Last night during a panel discussion at Barnard College, I heard choreographer Jawole Willa Jo Zollar of Urban Bush Women talk about what she called the “pitfalls” of the radical left politics she embraced in the ’70s. Mentioning the Black Panthers and other cultural nationalist groups, she spoke of her discomfort with “reducing people to generalities.” To paraphrase, Zollar felt she could not take part in the politics of dehumanization — exactly what the left had come into being to oppose.

Oddly, during this very exchange, Zollar mentioned that she doesn’t like the word “terrorist,” because “these are poor people, without means, and this is how they fight.” With that statement, Zollar reduced the global poor to generalities.

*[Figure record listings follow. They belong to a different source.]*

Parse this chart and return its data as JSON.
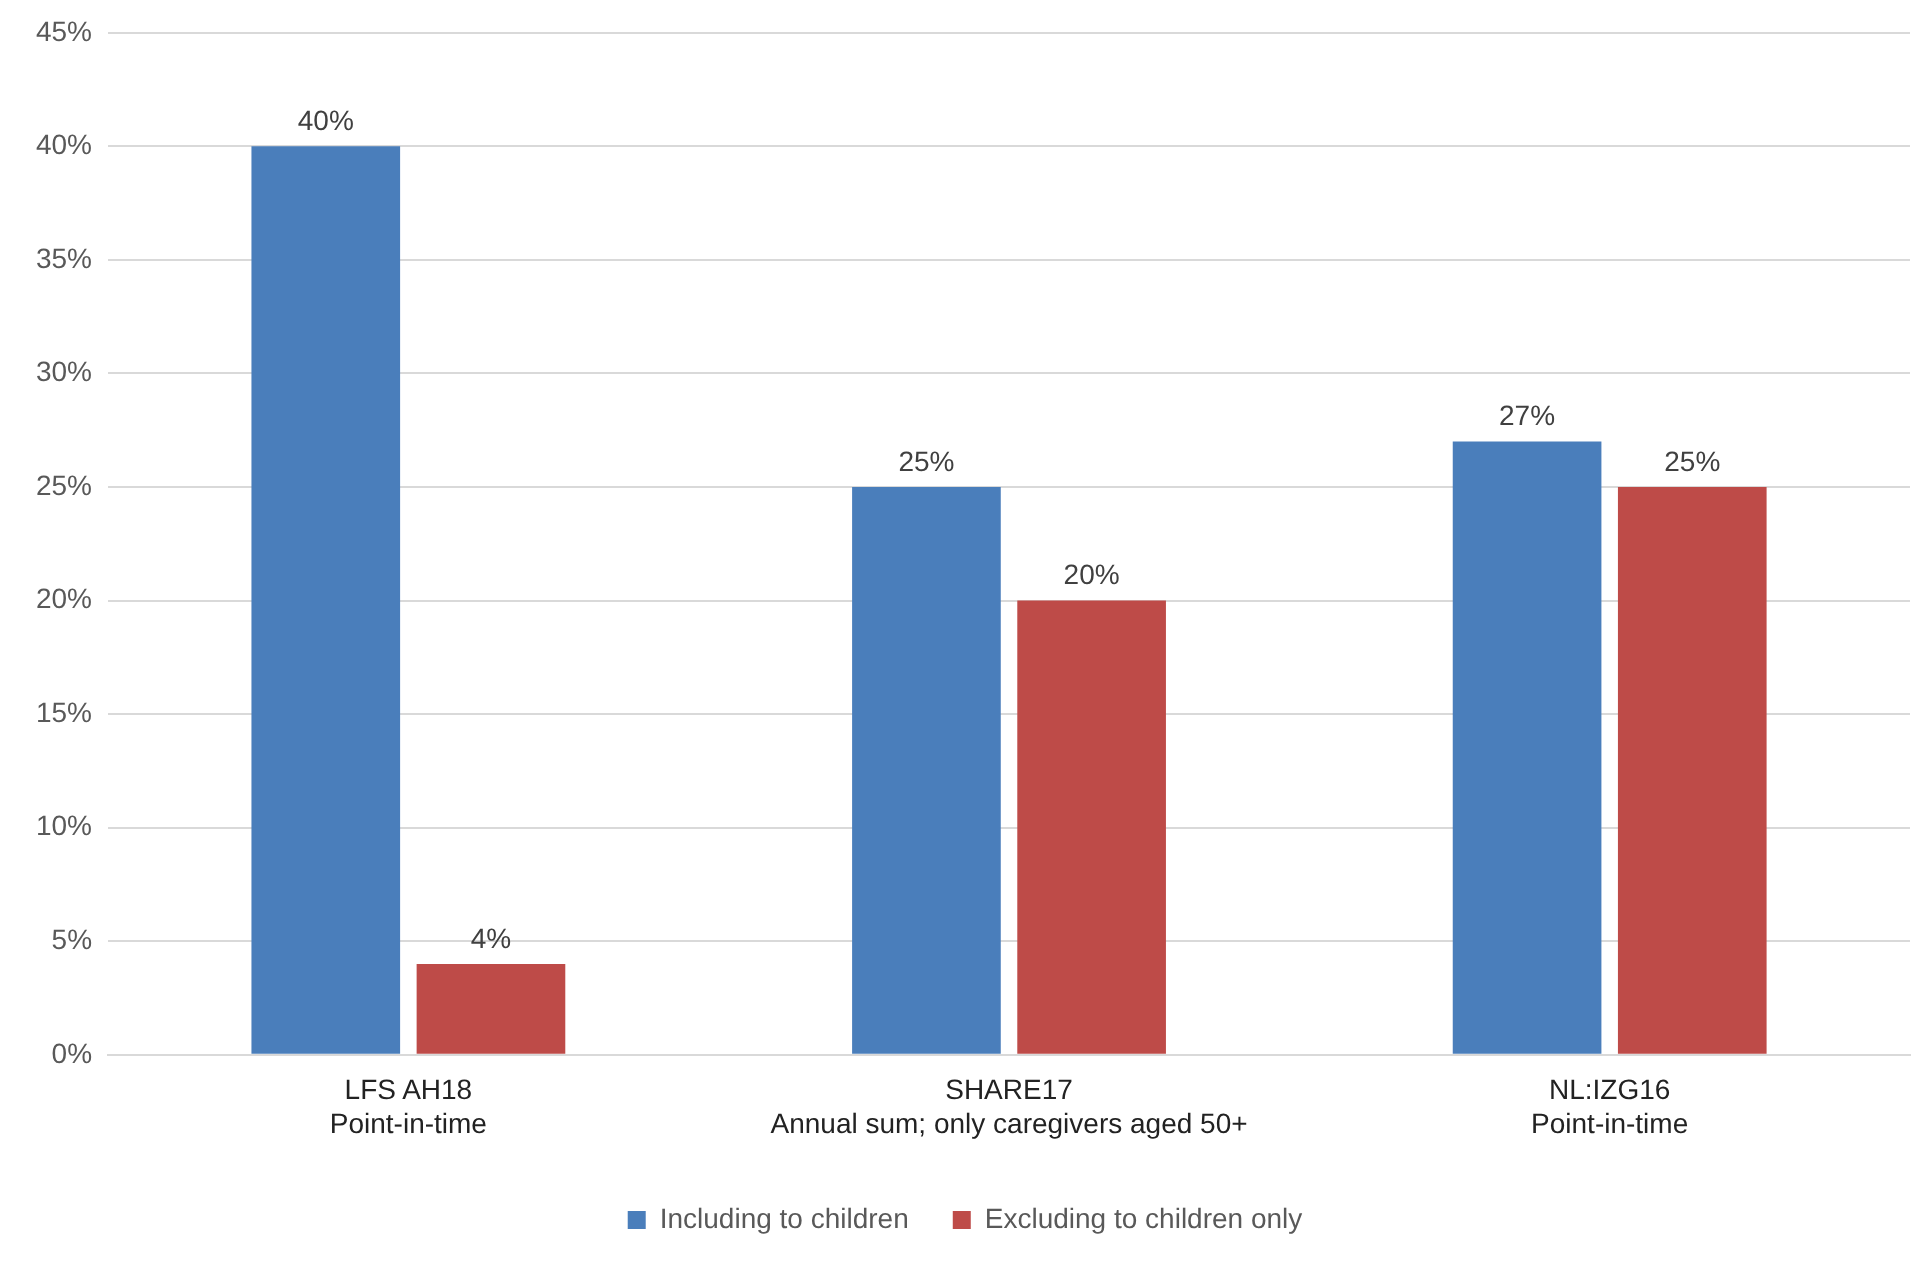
{
  "chart_data": {
    "type": "bar",
    "categories": [
      "LFS AH18\nPoint-in-time",
      "SHARE17\nAnnual sum; only caregivers aged 50+",
      "NL:IZG16\nPoint-in-time"
    ],
    "series": [
      {
        "name": "Including to children",
        "color": "#4a7ebb",
        "values": [
          40,
          25,
          27
        ],
        "value_labels": [
          "40%",
          "25%",
          "27%"
        ]
      },
      {
        "name": "Excluding to children only",
        "color": "#be4b48",
        "values": [
          4,
          20,
          25
        ],
        "value_labels": [
          "4%",
          "20%",
          "25%"
        ]
      }
    ],
    "ylim": [
      0,
      45
    ],
    "yticks": [
      {
        "value": 0,
        "label": "0%"
      },
      {
        "value": 5,
        "label": "5%"
      },
      {
        "value": 10,
        "label": "10%"
      },
      {
        "value": 15,
        "label": "15%"
      },
      {
        "value": 20,
        "label": "20%"
      },
      {
        "value": 25,
        "label": "25%"
      },
      {
        "value": 30,
        "label": "30%"
      },
      {
        "value": 35,
        "label": "35%"
      },
      {
        "value": 40,
        "label": "40%"
      },
      {
        "value": 45,
        "label": "45%"
      }
    ],
    "grid": "y",
    "legend": "bottom"
  }
}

The Zapatistas of Mexico do not engage in terrorism, even though their constituency is extremely poor and without means. ETA, the Basque movement seeking independence from Spain and France, has carried out terrorist attacks for decades, yet there are people far more downtrodden than the Basques. The 9/11 hijackers were not poor or disadvantaged. Hamas, the IRA and the Tamil Tigers of Sri Lanka are highly sophisticated, heavily armed military organizations with international financing. In this August piece for openDemocracy, Zaid Al-Ali wrote about the sectarian militias currently plaguing Iraq:

Over the past few months, guerrillas have been flowing into Baghdad from the north, west and south and have started engaging each other with a view to eliminating each other from the streets of the capital. The groups that are engaged in this struggle are working to eliminate their rivals altogether, one neighbourhood at a time.
[…]
Somewhere in Baghdad, there are people peering over a map of the city and directing operations in the way that Russian and German commanders did in Stalingrad during the second world war.

This is how they fight, indeed. The point is that terrorists do not represent the poor and downtrodden; rather, they all too often make it their business to kill the poor and downtrodden.

Zollar is far from the only eloquent, sensitive, progressive, humanist individual to perpetuate the myth that terrorism is the one option left to the powerless. That this view is so widely accepted on the left is an intellectual and moral calamity. The unbearably crude right-wing response to 9/11 — and the cooptation of human rights rhetoric by the rights-abusing Bush administration — has prevented the left from seeing that terrorism is in fact a human rights issue.

P.S. — By “the left” I do not mean the Democrats, and I know that I’ve been all but silent on the upcoming midterm elections. I hope to rectify that in the coming days.